Gallery label for installation of YCBA collection, 2016



John Martin’s art deals with themes of the sublime power of nature over man. Martin believed that, at some point in the past, the sun, the moon, and a comet collided, causing a massive flood that extinguished many forms of life on earth. He shared this belief with the French naturalist Baron Georges Cuvier, who is known to have seen The Deluge in Martin’s studio. In addition to referencing this collision and the resulting cataclysmic flood, The Deluge—with its drowning and ravaged figures scattered across the canvas—also takes inspiration from the story of the flood in the first book of the Bible, in which God punished man’s wickedness by destroying nearly every living thing on earth. In the painting, Martin mingled religion with science as well as Romantic literature, drawing inspiration from Lord Byron’s drama Heaven and Earth (1821).
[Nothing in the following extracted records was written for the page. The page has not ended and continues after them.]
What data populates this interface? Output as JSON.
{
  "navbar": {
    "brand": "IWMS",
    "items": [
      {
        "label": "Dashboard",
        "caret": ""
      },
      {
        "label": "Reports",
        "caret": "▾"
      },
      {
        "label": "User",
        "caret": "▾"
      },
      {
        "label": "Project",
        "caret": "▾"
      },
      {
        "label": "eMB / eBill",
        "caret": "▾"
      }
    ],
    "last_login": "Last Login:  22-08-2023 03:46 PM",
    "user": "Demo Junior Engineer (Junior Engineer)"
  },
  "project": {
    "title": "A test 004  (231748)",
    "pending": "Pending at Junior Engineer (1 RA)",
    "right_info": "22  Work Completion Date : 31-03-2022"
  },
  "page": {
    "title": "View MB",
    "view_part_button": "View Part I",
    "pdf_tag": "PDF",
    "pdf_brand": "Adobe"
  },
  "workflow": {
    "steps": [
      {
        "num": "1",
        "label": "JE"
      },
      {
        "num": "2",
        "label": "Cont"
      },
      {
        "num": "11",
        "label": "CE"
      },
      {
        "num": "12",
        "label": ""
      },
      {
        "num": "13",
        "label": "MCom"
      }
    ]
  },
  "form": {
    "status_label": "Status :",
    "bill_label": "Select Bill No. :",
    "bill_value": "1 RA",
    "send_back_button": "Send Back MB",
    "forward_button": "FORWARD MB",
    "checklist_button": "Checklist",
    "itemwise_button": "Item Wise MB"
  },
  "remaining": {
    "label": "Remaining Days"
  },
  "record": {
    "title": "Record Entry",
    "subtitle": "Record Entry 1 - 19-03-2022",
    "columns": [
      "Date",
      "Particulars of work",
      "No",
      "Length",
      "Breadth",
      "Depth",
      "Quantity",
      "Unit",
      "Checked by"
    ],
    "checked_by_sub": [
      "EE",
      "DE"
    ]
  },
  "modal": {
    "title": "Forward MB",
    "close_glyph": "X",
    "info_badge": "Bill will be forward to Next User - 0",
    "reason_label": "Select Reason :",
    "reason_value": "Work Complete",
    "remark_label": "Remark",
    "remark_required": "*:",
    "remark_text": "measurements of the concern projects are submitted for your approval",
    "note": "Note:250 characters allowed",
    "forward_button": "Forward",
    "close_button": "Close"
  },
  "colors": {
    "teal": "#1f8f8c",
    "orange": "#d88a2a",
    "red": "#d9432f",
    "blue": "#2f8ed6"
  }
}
When The Deluge was shown at the Paris Salon in 1835, Martin’s painting was awarded a gold medal by King Louis-Philippe.

Gallery label for the Critique of Reason: Romantic Art (Yale Center for British Art, 2015-03-06 - 2015-07-26)



According to the Book of Genesis, mankind showed such wickedness in the generations after Adam that God repented of the whole of Creation and sent down a huge flood, destroying almost every living thing on earth. Martin attempts to capture the divine violence at its most destructive, when "all the fountains of the great deep [were] broken up, and the windows of heaven were opened." The only people to be spared were the righteous Noah and his family, whom God instructed to build an ark. Martin makes this symbol of hope and redemption barely visible, resting on one of the highest rocky ledges near the ominous conjunction of sun, moon, and blood-red comet.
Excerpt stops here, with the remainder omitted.